I say. I say it over and over again because it can’t be.
I step out of the washroom and grab a cloak. Rush through the crowded house and out back to the patio. Here in the port everything smells of the sea and I breathe deep as if I could scrub myself clean from the inside.
A troubling thought digs at the story I’ve built for myself. Castian stopped the experiment. Castian had a shoulder injury at the ball. The man had stabbed him. That was why Castian had circled Soledad on his map. Why Méndez and Castian had been gone from the palace at the same time. They’d been together. But what is the prince playing at?
The weapon was never in the wooden box Prince Castian had in his secret study and it isn’t the alman stone in the vault.
You don’t want to see what’s right in front of you.

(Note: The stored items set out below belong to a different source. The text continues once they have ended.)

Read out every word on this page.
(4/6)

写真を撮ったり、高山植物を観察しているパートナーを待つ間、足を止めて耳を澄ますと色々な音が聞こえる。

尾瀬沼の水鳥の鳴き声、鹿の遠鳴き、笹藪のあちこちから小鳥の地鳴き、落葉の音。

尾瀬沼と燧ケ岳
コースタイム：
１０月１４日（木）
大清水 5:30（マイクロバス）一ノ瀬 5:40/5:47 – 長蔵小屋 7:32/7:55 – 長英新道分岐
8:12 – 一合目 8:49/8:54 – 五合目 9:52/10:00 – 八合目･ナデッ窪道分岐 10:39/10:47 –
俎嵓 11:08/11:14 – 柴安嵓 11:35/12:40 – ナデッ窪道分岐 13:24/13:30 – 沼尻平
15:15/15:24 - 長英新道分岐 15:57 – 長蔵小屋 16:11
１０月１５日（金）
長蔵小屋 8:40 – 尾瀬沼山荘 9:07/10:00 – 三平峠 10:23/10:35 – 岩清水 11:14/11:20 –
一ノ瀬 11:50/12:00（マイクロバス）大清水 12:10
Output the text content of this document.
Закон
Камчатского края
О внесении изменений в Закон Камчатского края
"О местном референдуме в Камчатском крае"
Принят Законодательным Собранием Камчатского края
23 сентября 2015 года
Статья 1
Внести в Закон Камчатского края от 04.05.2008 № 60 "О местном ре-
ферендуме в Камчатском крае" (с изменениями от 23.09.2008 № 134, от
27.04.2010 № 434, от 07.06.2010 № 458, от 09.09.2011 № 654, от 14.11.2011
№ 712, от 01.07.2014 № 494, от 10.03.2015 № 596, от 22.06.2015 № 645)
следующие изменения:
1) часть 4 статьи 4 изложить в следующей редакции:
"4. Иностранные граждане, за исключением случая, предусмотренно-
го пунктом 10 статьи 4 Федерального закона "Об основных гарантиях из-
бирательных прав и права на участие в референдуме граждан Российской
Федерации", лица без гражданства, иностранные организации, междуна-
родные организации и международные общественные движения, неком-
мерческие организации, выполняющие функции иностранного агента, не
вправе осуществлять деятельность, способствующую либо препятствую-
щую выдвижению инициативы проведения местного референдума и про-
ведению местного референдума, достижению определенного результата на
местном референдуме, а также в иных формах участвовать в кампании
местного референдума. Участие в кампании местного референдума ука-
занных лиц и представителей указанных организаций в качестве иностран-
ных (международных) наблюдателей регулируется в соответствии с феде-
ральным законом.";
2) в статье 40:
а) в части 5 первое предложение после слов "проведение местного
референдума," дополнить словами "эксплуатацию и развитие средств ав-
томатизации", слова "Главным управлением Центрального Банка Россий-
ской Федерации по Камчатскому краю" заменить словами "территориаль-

Right in front of me. I look down at my hands. The memory of Méndez healing scarred hands wasn’t about me. It was that man—that Cebrián.
Because it is not an object at all.
The weapon is a person.
A Robári like me. It’s like a living, breathing alman stone. I think of what he did to Lucia. He drained her power, like a memory, twice. The light that emitted from him was brilliant, a ray of light, a beam of alman stone. Somehow, the justice used alman stone to alter the Robári’s magics.
I’m going to be sick.
I take several steps to the fence and cough up my meal and when all that’s left is acid and bile, I heave. I go to the well and fumble in the dark to bring up a bucket of water. I drink until my mouth stops feeling so dry. I have to tell Margo and Elder Filipa.
When I take a step back into the house, I know that I can’t. If they know that the justice can turn memory thieves into magic thieves, that will only prove that I am as dangerous as they think I am.
You were born to be a weapon, Méndez told me.
I didn’t want to hear those words because he was right. That’s all I’ll ever be to anyone. My parents. Friends and neighbors. Dez.
I look up at the house and the people who are eagerly awaiting a new life. A ship that will help them regroup. I can’t take that hope away from them. There is one thing I am good at, better at than stealing memories, better at than hurting the people I love—and that’s being alone.
I lift the hood of my cloak and sidestep the house, making my way down the narrow alley that leads back to the boardwalk.
“Where do you think you’re going?” Sayida asks, appearing from nowhere like a figure out of the Gray. Her eyes are dark as coal, and the smile leaves her face when she realizes what I’m doing.
“How long have you been there?” I ask.
“Not long. Despite my injuries, I could feel your anguish, Ren. This metal Nuria gave us is strong.” Sayida holds out her forearms wrapped in fresh gauze and linen.
“Good. How are you?”
“Better after Filipa’s tonic for the pain,” she says. “You should know we got the ship. It leaves in two days’ time.”
I turn to the house. The lights dim enough that they won’t cause attention. “Go inside. Tell them.”
“Why do you do this, Ren?” She tries to grab my hand, but I don’t let her.
“Don’t use your power on me.”
She winces and rests her hands at her sides. “I’m not! I’m worried about you.”
“You don’t understand what’s happening.”
“Then tell me! Ren, I’ve trusted you with my life. You’re the closest thing I have to a sister, and no matter how much I try to be there for you, you push me away.”
My eyes sting with salt and anger. “This isn’t something that you can understand.”
“Let me try.”
I shake my head and pull the cloak tighter over my head. “Your powers allow you to feel what others do and to give them comfort. Or push them to action. They don’t erase people’s lives. They don’t take and destroy.”
“You’re wrong. I could also give them pain,” she says. “Don’t forget that. We choose what we do with these gifts. That’s what we’ve always been taught. The same way the magicless can kill with their swords and poisons, with their bare hands if they choose to. I have seen you take away trauma from people so they can sleep better at night.